新春、古備前の陶工のドキュメンタリーをテレビで見ていました。焼き物を作る姿と心を拝見しました。つくる、守る、愛でる、祝う、そして「自然」や「理」や「歴史」と共に環境を整えて待つ。あとはたぶん祈りが導く。
一時、心を静かにし、ときどき喜び、感動する。とても子育てと似ている、と思いました。
人生の質は、自分が育てている子どもが四歳になるくらいまでに、どれほどその子に信じてもらったか、愛されたか、そのことにどれほど確かに気づくか気づかないか、で定まってくるように思います。
親が子に、自然の摂理として無条件に愛されたことを意識し、それをどう自らの心に刻むかで人生は決まってゆくのだと思う。親がその関係の確かさを心に刻むことによって子どもたちが、「信じること」が生きる力なのだと、遺伝子のレベルで気づくのです。
生きる力は、技術でも、能力でも、競争に勝つ力でも、自立することでもなく、「信じること」の連鎖の中に身を置くこと。本来それが自己実現と呼ばれるものだったはず。そこを忘れると、人類全体の生きる力が弱くなってくる。(その源となる、一家の生きる力が弱くなってくる。)その中で必死にもがいているのが今の人類の姿だと思うのです。
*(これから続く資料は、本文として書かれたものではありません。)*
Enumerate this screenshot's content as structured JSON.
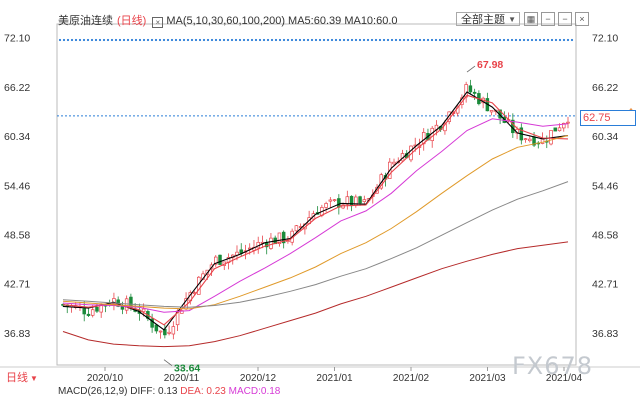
{
  "header": {
    "symbol": "美原油连续",
    "period": "日线",
    "ma_label": "MA(5,10,30,60,100,200)",
    "ma5": "MA5:60.39",
    "ma10": "MA10:60.0"
  },
  "toolbar": {
    "range_select": "全部主题",
    "icons": [
      "grid-icon",
      "minus-icon",
      "minus-icon",
      "close-icon"
    ]
  },
  "period_selector": "日线",
  "indicator_text": {
    "macd": "MACD(26,12,9)",
    "diff": "DIFF: 0.13",
    "dea": "DEA: 0.23",
    "macd_val": "MACD:0.18"
  },
  "current_price": "62.75",
  "watermark": "FX678",
  "colors": {
    "up": "#e8434a",
    "down": "#1a8a3a",
    "ma5": "#000000",
    "ma10": "#e8434a",
    "ma30": "#d63ad6",
    "ma60": "#e09a2a",
    "ma100": "#888888",
    "ma200": "#b52a2a",
    "dots": "#2a7dd8"
  },
  "chart_data": {
    "type": "candlestick",
    "title": "",
    "xlabel": "",
    "ylabel": "",
    "ylim": [
      33,
      73
    ],
    "y_ticks": [
      72.1,
      66.22,
      60.34,
      54.46,
      48.58,
      42.71,
      36.83
    ],
    "x_ticks": [
      "2020/10",
      "2020/11",
      "2020/12",
      "2021/01",
      "2021/02",
      "2021/03",
      "2021/04"
    ],
    "annotations": [
      {
        "label": "67.98",
        "x": "2021/03 wk1",
        "y": 67.98,
        "type": "high"
      },
      {
        "label": "33.64",
        "x": "2020/11 early",
        "y": 33.64,
        "type": "low"
      }
    ],
    "current_price": 62.75,
    "close_points": [
      {
        "x": "2020/09 end",
        "y": 40.2
      },
      {
        "x": "2020/10 start",
        "y": 39.5
      },
      {
        "x": "2020/10 mid",
        "y": 40.8
      },
      {
        "x": "2020/10 late",
        "y": 39.6
      },
      {
        "x": "2020/11 early",
        "y": 36.5
      },
      {
        "x": "2020/11 mid",
        "y": 41.5
      },
      {
        "x": "2020/11 late",
        "y": 45.5
      },
      {
        "x": "2020/12 early",
        "y": 46.3
      },
      {
        "x": "2020/12 mid",
        "y": 47.8
      },
      {
        "x": "2020/12 late",
        "y": 48.2
      },
      {
        "x": "2021/01 early",
        "y": 51.5
      },
      {
        "x": "2021/01 mid",
        "y": 52.5
      },
      {
        "x": "2021/01 late",
        "y": 52.2
      },
      {
        "x": "2021/02 early",
        "y": 57.0
      },
      {
        "x": "2021/02 mid",
        "y": 59.5
      },
      {
        "x": "2021/02 late",
        "y": 62.0
      },
      {
        "x": "2021/03 early",
        "y": 66.0
      },
      {
        "x": "2021/03 mid",
        "y": 63.5
      },
      {
        "x": "2021/03 late",
        "y": 60.5
      },
      {
        "x": "2021/04 early",
        "y": 59.8
      },
      {
        "x": "2021/04 now",
        "y": 62.75
      }
    ],
    "series": [
      {
        "name": "MA5",
        "values": [
          40.0,
          39.8,
          40.5,
          39.4,
          37.2,
          41.2,
          45.1,
          46.2,
          47.6,
          48.1,
          51.0,
          52.3,
          52.2,
          56.5,
          59.2,
          61.6,
          65.6,
          63.8,
          60.7,
          60.0,
          60.39
        ]
      },
      {
        "name": "MA10",
        "values": [
          40.2,
          39.9,
          40.3,
          39.6,
          37.8,
          40.5,
          44.5,
          45.9,
          47.2,
          48.0,
          50.5,
          52.0,
          52.1,
          56.0,
          58.8,
          61.2,
          65.2,
          64.3,
          61.2,
          60.1,
          60.0
        ]
      },
      {
        "name": "MA30",
        "values": [
          40.4,
          40.2,
          40.1,
          39.9,
          39.3,
          39.5,
          41.2,
          43.0,
          44.6,
          46.3,
          48.2,
          50.2,
          51.4,
          53.5,
          56.2,
          58.5,
          61.0,
          62.4,
          62.0,
          61.5,
          61.8
        ]
      },
      {
        "name": "MA60",
        "values": [
          40.6,
          40.4,
          40.2,
          40.0,
          39.8,
          39.7,
          40.2,
          41.2,
          42.3,
          43.4,
          44.7,
          46.3,
          47.6,
          49.3,
          51.3,
          53.5,
          55.6,
          57.6,
          59.0,
          59.6,
          60.4
        ]
      },
      {
        "name": "MA100",
        "values": [
          40.8,
          40.6,
          40.4,
          40.2,
          40.0,
          39.9,
          40.1,
          40.5,
          41.1,
          41.8,
          42.6,
          43.6,
          44.5,
          45.7,
          47.0,
          48.5,
          50.0,
          51.5,
          52.8,
          53.8,
          54.9
        ]
      },
      {
        "name": "MA200",
        "values": [
          37.0,
          36.0,
          35.5,
          35.3,
          35.2,
          35.3,
          35.8,
          36.5,
          37.4,
          38.3,
          39.2,
          40.3,
          41.2,
          42.3,
          43.4,
          44.5,
          45.4,
          46.2,
          46.9,
          47.3,
          47.7
        ]
      }
    ]
  }
}
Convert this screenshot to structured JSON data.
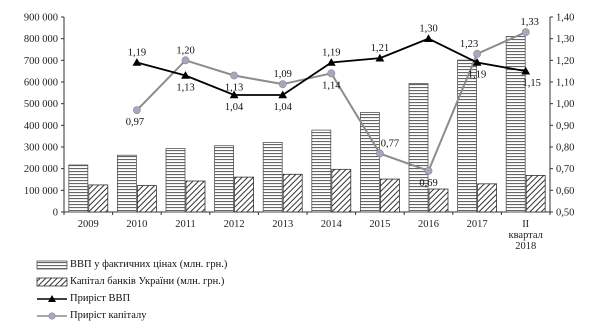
{
  "chart_data": {
    "type": "bar",
    "categories": [
      "2009",
      "2010",
      "2011",
      "2012",
      "2013",
      "2014",
      "2015",
      "2016",
      "2017",
      [
        "II",
        "квартал",
        "2018"
      ]
    ],
    "series": [
      {
        "name": "ВВП у фактичних цінах (млн. грн.)",
        "kind": "bar",
        "pattern": "horizontal-stripes",
        "axis": "left",
        "values": [
          217000,
          262000,
          293000,
          306000,
          321000,
          378000,
          459000,
          593000,
          701000,
          810000
        ]
      },
      {
        "name": "Капітал банків України (млн. грн.)",
        "kind": "bar",
        "pattern": "diagonal-hatch",
        "axis": "left",
        "values": [
          125000,
          122000,
          143000,
          161000,
          174000,
          197000,
          152000,
          106000,
          130000,
          169000
        ]
      },
      {
        "name": "Приріст ВВП",
        "kind": "line",
        "marker": "triangle",
        "axis": "right",
        "values": [
          null,
          1.19,
          1.13,
          1.04,
          1.04,
          1.19,
          1.21,
          1.3,
          1.19,
          1.15
        ],
        "labels": [
          null,
          "1,19",
          "1,13",
          "1,04",
          "1,04",
          "1,19",
          "1,21",
          "1,30",
          "1,19",
          "1,15"
        ]
      },
      {
        "name": "Приріст капіталу",
        "kind": "line",
        "marker": "circle",
        "axis": "right",
        "values": [
          null,
          0.97,
          1.2,
          1.13,
          1.09,
          1.14,
          0.77,
          0.69,
          1.23,
          1.33
        ],
        "labels": [
          null,
          "0,97",
          "1,20",
          "1,13",
          "1,09",
          "1,14",
          "0,77",
          "0,69",
          "1,23",
          "1,33"
        ]
      }
    ],
    "left_axis": {
      "ylim": [
        0,
        900000
      ],
      "ticks": [
        "0",
        "100 000",
        "200 000",
        "300 000",
        "400 000",
        "500 000",
        "600 000",
        "700 000",
        "800 000",
        "900 000"
      ]
    },
    "right_axis": {
      "ylim": [
        0.5,
        1.4
      ],
      "ticks": [
        "0,50",
        "0,60",
        "0,70",
        "0,80",
        "0,90",
        "1,00",
        "1,10",
        "1,20",
        "1,30",
        "1,40"
      ]
    },
    "grid": false,
    "legend_position": "bottom-left",
    "title": "",
    "xlabel": "",
    "ylabel": "",
    "colors": {
      "bars": "#555555",
      "gdp_line": "#000000",
      "capital_line": "#8c8c8c",
      "capital_marker": "#a7a7c2",
      "axis": "#333333"
    }
  }
}
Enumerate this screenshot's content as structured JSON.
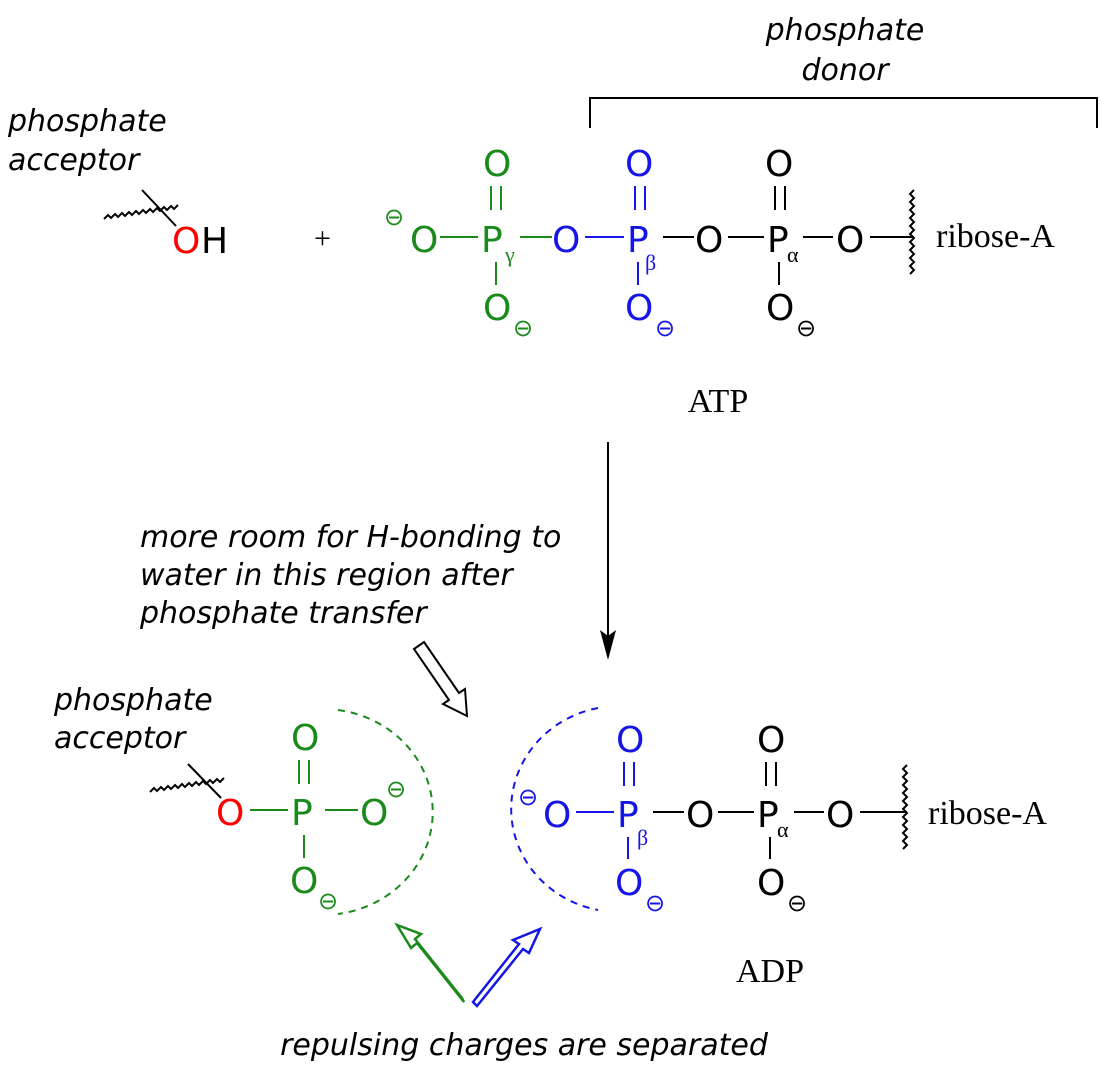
{
  "colors": {
    "gamma": "#1a8a1a",
    "beta": "#1515e6",
    "acceptor_oxygen": "#ff0000",
    "default": "#000000"
  },
  "labels": {
    "phosphate_donor_line1": "phosphate",
    "phosphate_donor_line2": "donor",
    "phosphate_acceptor_line1": "phosphate",
    "phosphate_acceptor_line2": "acceptor",
    "plus": "+",
    "atp": "ATP",
    "adp": "ADP",
    "ribose": "ribose-A",
    "note_line1": "more room for  H-bonding to",
    "note_line2": "water in this region after",
    "note_line3": "phosphate transfer",
    "bottom_caption": "repulsing charges are separated"
  },
  "atoms": {
    "O": "O",
    "P": "P",
    "H": "H",
    "gamma": "γ",
    "beta": "β",
    "alpha": "α",
    "double_bond": "=",
    "minus": "⊖"
  }
}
繰り返し、幼児に完全に信じてもらう事で、人間は「神に愛されている」「仏の慈悲に包まれている」、そんな感触を持ったのだと思います。それはすべての人間が多かれ少なかれ体験する感触で、それになるべく気づきましょう、と勧める手段が「宗教」なのかもしれません。歯車が回り続けるように。
子育てという、形は色々ありますが、ほとんど誰もが体験する、意識をすれば誰でもより深く自分の良さを体験出来ることの中に、人間が社会を形づくるために不可欠な啓示があって、生体学的にいうと、それが人間の遺伝子をオンにする、ということなのかもしれない。それは体験であって学習ではないのです。
成人式が来ると思い出すのです。ある市長さんが語ってくれたこと。
私の講演を聴いたあと、役場の市長室で市長さんが言ったのです。
「先日、市の成人式で挨拶したんです。会場はザワザワしていて、お世辞にも行儀がいいとはいえない若者たち。私の話を真剣に聴いているようにも思えなかった。でも、出番が来て、幼稚園の園児たちがお祝いに舞台の上で踊りながら、歌をうたったのです。幼児たちが舞台に上がって並んぶと会場がシーンとなったのです。そして、成人した若者たちが静まり返って、その歌と踊る姿を見つめるのです。松居さんが言っていたのはあのことですね」
こういう理解の仕方はとても嬉しかった。
私はうなずきました。若者たちが、うらやましそうに園児を見つめる姿。それが宇宙の法則、遺伝子の働き、人間が真の幸せを探す姿なのです。園児たちの踊りと歌で、人間の心がまとまる。
若者たちはちゃんと、何を見つめるべきか知っている。